In fact, according to LiveStrong.com, “Riding a stationary bike carries a very low risk of injury if used properly. It doesn't require pounding the joints like some aerobic exercises do, and it's easy on the knees, feet and ankles. This makes it good for older people who may have balance problems, arthritis or other age-related conditions.”
As featured in Arthritis Today, physical therapist, Matthew Goodemote says indoor cycling is a great exercise alternative for those who cannot bear excess stress on their joints. It is also important for those with an inability to maintain stability and balance on a road bike.
“It’s also a good option for people with balance problems, he adds, because there is no need to lean the bike to turn. 'People with osteoarthritis or rheumatoid arthritis who become inactive because of pain often develop balance problems, so they are less likely to injure themselves on a stationary bike,' he says.”
I myself have used an exercise bike while rehabbing a lumbar disc injury. It helped me maintain my cardiovascular endurance during the course of time I was unable to hike or run.
During this time I opted for a recumbent bike which allowed me to take the pressure off of my low back. It also provided a nice hamstring workout to strengthen those posterior leg muscles which help support my lumbar spine. In fact, I own a recumbent bike and use it when I cannot make it outdoors or to the gym.

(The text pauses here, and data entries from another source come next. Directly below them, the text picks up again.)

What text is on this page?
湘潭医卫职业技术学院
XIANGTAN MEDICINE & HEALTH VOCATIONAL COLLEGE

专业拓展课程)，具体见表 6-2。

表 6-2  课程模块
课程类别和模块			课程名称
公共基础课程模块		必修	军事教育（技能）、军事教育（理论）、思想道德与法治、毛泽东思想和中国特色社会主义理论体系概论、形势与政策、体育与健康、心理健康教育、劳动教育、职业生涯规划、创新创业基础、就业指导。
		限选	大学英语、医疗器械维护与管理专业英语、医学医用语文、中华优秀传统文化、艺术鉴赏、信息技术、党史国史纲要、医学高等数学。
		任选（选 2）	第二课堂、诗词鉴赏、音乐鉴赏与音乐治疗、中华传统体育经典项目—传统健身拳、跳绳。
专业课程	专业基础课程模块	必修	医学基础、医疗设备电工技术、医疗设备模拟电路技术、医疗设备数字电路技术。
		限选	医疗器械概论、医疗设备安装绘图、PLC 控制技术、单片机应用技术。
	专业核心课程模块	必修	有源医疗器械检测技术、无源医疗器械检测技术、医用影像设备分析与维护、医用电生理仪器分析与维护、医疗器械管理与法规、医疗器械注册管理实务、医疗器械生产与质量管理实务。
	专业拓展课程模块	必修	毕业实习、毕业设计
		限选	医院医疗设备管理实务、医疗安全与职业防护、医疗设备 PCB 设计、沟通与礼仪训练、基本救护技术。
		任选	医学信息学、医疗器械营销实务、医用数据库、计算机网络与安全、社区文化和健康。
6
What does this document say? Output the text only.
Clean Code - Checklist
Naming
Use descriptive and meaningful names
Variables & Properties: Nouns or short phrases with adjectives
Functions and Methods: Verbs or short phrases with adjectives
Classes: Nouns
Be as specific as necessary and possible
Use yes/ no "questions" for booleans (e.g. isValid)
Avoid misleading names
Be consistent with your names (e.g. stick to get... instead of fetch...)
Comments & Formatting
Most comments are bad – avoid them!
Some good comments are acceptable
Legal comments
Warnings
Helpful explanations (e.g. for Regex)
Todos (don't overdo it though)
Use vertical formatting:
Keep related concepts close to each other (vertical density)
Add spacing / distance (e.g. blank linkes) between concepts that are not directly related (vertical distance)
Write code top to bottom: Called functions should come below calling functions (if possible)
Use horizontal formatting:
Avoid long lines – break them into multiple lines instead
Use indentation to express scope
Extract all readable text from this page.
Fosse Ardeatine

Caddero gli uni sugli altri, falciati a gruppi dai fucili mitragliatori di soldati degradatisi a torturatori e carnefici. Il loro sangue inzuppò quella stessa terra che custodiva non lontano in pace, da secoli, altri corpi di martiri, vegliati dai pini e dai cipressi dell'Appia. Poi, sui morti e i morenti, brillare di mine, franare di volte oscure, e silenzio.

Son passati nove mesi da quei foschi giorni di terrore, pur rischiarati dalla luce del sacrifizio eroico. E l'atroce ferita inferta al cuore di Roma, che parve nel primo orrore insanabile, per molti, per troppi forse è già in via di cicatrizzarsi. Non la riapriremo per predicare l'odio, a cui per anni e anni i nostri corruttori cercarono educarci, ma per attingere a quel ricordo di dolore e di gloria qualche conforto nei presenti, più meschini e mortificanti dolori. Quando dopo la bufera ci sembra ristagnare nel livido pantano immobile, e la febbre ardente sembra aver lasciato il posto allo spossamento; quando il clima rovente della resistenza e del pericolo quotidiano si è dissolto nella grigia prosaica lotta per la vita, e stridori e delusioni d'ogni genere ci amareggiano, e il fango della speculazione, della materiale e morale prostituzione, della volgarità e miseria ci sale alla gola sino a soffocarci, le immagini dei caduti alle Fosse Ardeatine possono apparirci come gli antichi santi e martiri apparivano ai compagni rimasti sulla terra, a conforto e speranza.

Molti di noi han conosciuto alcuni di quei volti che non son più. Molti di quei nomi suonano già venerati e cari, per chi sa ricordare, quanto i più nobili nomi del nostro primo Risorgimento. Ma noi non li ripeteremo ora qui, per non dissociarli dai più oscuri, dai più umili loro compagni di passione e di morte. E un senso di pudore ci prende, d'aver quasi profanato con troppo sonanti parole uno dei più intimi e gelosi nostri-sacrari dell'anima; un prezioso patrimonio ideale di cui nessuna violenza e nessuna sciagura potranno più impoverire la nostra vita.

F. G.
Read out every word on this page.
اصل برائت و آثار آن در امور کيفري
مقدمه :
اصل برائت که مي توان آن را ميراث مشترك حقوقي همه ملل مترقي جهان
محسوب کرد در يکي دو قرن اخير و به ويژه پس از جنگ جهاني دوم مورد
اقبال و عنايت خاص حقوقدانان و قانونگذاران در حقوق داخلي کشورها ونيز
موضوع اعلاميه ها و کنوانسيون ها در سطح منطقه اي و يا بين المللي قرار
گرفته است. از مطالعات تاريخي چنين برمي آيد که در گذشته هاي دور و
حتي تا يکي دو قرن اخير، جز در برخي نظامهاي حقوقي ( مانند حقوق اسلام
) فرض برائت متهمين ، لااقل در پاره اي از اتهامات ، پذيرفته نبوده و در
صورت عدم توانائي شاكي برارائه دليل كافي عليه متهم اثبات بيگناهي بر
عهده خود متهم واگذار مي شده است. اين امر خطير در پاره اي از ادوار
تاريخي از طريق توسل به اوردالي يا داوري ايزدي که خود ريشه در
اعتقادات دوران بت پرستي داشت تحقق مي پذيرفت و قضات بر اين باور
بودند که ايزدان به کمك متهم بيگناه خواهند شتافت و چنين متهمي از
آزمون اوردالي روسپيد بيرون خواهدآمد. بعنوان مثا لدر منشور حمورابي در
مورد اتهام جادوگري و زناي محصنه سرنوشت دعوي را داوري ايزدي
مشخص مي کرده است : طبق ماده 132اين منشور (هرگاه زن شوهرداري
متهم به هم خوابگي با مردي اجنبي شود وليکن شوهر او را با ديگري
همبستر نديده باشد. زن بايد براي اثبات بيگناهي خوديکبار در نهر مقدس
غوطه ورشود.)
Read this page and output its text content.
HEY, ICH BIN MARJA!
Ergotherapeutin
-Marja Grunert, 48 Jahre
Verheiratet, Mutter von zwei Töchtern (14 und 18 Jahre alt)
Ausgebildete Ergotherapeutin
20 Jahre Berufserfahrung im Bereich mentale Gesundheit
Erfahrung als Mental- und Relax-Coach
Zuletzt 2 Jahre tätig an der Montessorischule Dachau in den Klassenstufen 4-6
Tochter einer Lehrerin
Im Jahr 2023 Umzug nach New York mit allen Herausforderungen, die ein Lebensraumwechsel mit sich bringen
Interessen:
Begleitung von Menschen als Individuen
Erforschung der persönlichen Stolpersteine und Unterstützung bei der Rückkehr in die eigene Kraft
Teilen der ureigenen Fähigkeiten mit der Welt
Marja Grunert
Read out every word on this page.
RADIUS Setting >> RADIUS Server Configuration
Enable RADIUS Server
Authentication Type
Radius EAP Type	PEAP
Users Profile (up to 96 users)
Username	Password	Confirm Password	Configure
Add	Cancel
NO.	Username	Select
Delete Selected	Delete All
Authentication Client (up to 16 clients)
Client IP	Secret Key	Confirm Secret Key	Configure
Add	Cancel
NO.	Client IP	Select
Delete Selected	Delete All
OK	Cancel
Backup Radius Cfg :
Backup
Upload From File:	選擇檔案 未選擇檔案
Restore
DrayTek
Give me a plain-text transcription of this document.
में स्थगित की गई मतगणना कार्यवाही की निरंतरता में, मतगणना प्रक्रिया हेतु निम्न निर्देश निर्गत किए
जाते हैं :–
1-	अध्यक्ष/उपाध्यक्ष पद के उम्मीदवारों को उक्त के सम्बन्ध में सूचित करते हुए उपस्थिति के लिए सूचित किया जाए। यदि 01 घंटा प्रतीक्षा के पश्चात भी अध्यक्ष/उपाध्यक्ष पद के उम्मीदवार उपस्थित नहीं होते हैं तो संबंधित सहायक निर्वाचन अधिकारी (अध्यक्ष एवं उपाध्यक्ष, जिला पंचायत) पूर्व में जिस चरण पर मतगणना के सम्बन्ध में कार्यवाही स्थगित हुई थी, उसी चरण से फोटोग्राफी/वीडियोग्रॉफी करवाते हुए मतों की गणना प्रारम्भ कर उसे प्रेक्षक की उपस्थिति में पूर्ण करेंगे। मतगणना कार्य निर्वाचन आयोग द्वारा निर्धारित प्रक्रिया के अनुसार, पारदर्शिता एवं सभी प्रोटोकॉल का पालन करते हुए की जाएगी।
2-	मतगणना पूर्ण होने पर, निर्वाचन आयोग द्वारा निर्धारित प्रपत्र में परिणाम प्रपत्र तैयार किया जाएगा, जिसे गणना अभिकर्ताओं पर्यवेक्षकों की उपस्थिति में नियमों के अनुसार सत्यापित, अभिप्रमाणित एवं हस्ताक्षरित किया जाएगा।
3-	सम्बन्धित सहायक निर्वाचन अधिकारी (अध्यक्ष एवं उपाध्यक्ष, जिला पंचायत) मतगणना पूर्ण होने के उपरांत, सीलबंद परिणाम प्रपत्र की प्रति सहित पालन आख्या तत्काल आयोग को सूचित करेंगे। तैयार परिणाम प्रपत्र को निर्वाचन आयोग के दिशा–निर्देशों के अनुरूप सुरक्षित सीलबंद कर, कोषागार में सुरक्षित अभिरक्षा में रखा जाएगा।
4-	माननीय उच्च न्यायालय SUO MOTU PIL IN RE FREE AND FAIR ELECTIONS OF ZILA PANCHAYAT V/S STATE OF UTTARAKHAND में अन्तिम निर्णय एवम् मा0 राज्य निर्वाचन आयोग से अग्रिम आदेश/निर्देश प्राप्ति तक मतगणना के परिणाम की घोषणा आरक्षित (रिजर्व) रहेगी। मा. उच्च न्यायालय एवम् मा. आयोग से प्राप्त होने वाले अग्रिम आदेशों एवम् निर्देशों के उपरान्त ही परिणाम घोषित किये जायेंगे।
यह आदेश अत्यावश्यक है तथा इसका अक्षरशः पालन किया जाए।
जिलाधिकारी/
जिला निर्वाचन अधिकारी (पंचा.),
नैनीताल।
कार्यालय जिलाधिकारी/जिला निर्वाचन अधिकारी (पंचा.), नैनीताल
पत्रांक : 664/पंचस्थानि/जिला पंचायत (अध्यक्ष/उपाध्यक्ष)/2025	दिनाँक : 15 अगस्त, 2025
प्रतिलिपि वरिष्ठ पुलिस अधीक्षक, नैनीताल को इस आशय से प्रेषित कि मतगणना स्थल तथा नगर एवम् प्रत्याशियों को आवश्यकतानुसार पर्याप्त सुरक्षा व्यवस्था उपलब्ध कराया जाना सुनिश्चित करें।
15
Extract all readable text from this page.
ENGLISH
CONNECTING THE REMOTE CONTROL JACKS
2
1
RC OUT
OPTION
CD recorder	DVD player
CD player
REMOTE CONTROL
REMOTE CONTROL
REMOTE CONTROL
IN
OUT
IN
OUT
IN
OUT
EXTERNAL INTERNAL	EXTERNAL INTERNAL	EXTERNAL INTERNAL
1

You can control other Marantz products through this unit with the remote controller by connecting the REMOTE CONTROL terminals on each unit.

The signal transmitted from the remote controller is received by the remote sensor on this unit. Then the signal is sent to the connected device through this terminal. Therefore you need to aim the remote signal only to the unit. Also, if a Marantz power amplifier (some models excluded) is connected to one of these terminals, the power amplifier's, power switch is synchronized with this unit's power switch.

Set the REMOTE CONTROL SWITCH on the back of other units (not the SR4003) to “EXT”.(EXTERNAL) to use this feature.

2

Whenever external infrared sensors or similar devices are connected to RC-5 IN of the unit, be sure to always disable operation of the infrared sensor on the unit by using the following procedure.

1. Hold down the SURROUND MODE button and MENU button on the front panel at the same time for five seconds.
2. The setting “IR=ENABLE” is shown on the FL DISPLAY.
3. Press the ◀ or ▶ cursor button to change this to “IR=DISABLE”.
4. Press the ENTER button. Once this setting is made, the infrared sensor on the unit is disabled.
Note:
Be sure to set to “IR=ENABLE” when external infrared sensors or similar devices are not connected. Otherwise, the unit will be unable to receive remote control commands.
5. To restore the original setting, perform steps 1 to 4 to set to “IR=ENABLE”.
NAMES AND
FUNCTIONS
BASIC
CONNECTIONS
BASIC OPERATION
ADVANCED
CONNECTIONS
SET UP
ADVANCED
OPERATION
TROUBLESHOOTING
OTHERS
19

If you like the traditional feel of cycling, but do not want to brave the outdoor elements, then an upright bike may be more up your fitness alley. Upright bikes like recumbent bikes can be adjusted to your height and leg lengths.
Remember to use proper body mechanics and utilize both your hamstrings and quadriceps. It is imperative to make sure the bike is adjusted correctly with only a slight bend in your knee.